Dans la fiche de renseignement patrimonial, Monsieur [W] [M] a affirmé avoir donné son cautionnement au titre de prêts d'un montant initial de 340 000 euros accordés par un autre établissement bancaire à la société [M] Distribution sur lequel il restait un encours de 210 000 euros, représentant une charge annuelle de 48 000 euros. En l'absence d'anomalie apparente, la banque n'avait pas l'obligation de se faire communiquer les contrats de prêt concernés et il est donc inopérant que Monsieur [W] [M] se soit porté caution le 3 septembre 2012 pour un montant de 204 000 euros et le 4 novembre 2016 pour un montant de 48 000 euros au profit d'une caisse de Crédit Mutuel.
Il résulte de l'ensemble de ces éléments que tant la valeur de son patrimoine net immobilier et mobilier que ses revenus déclarés permettaient à la caution d'assumer la charge des engagements litigieux, au moment où ils ont été souscrits. Elle échoue donc dans la preuve du caractère manifestement disproportionné de son engagement.

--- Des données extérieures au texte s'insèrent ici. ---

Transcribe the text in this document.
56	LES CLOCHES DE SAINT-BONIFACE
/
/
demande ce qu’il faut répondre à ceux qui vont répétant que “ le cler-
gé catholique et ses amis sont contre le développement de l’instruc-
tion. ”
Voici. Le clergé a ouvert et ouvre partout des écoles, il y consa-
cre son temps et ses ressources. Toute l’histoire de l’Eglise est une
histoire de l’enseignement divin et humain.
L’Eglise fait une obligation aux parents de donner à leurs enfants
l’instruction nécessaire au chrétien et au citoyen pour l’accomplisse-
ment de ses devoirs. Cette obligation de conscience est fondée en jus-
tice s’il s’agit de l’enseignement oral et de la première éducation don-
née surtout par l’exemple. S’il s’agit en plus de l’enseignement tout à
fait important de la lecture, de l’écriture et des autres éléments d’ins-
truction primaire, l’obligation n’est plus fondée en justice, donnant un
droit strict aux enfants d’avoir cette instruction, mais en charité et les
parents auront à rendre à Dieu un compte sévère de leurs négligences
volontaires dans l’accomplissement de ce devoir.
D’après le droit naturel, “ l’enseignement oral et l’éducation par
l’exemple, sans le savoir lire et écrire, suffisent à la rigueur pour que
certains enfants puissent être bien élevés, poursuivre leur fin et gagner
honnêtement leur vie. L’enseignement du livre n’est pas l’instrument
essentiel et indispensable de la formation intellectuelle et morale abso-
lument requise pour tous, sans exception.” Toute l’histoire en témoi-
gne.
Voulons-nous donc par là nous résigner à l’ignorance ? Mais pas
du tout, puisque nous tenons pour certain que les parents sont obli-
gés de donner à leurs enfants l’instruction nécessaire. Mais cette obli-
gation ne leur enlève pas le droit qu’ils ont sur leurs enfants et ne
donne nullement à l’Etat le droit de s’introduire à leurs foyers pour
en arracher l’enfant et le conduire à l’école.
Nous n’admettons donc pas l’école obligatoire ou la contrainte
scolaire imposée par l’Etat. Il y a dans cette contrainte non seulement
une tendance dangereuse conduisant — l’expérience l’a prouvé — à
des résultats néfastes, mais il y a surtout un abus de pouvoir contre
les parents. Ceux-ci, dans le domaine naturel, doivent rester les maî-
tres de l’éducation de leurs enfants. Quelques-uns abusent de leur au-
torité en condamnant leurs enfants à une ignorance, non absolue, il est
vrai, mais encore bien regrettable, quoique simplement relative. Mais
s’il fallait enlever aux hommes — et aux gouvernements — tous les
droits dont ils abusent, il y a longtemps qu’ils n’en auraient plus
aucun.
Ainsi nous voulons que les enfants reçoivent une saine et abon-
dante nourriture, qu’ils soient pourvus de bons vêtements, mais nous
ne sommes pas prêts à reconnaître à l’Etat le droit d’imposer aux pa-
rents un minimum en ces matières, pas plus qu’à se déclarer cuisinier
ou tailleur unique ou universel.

Par conséquent, le jugement critiqué sera confirmé en toutes ses dispositions soumises à la cour s'agissant des condamnations prononcées à l'encontre de Monsieur [W] [M].
Monsieur [W] [M] qui succombe sera condamné aux dépens de l'instance d'appel.
L'équité commande de faire application des dispositions de l'article 700 du code de procédure civile en faveur de la banque et de condamner d'ores et déjà Monsieur [W] [M] à lui verser une indemnité de 2 500 euros, à ce titre.
PAR CES MOTIFS,
LA COUR,
Confirme le jugement en toutes ses dispositions soumises à la cour prises à l'égard de Monsieur [W] [M]
Condamne Monsieur [W] [M] à payer à la Caisse d'Epargne et de prévoyance du Languedoc Roussillon une indemnité de 2 500 euros sur le fondement de l'article 700 du code de procédure civile
Condamne Monsieur [W] [M] aux dépens de l'instance d'appel
Constate l'interruption de l'instance et celle de l'action en paiement de sommes, qui est dirigée contre la SAS [P] [M]
Renvoie l'examen de la cause à l'audience de mise en état du jeudi 1er février 2024 à 9 heures 30, date à laquelle la société Caisse d'Epargne et de prévoyance du Languedoc Roussillon devra justifier, sous peine de radiation, des formalités accomplies pour parvenir à la reprise d'instance et à celle de l'action
Réserve les demandes au titre des dépens et des frais irrépétibles dirigées à l'encontre de la SAS [P] [M]
Arrêt signé par la présidente et par la greffiere.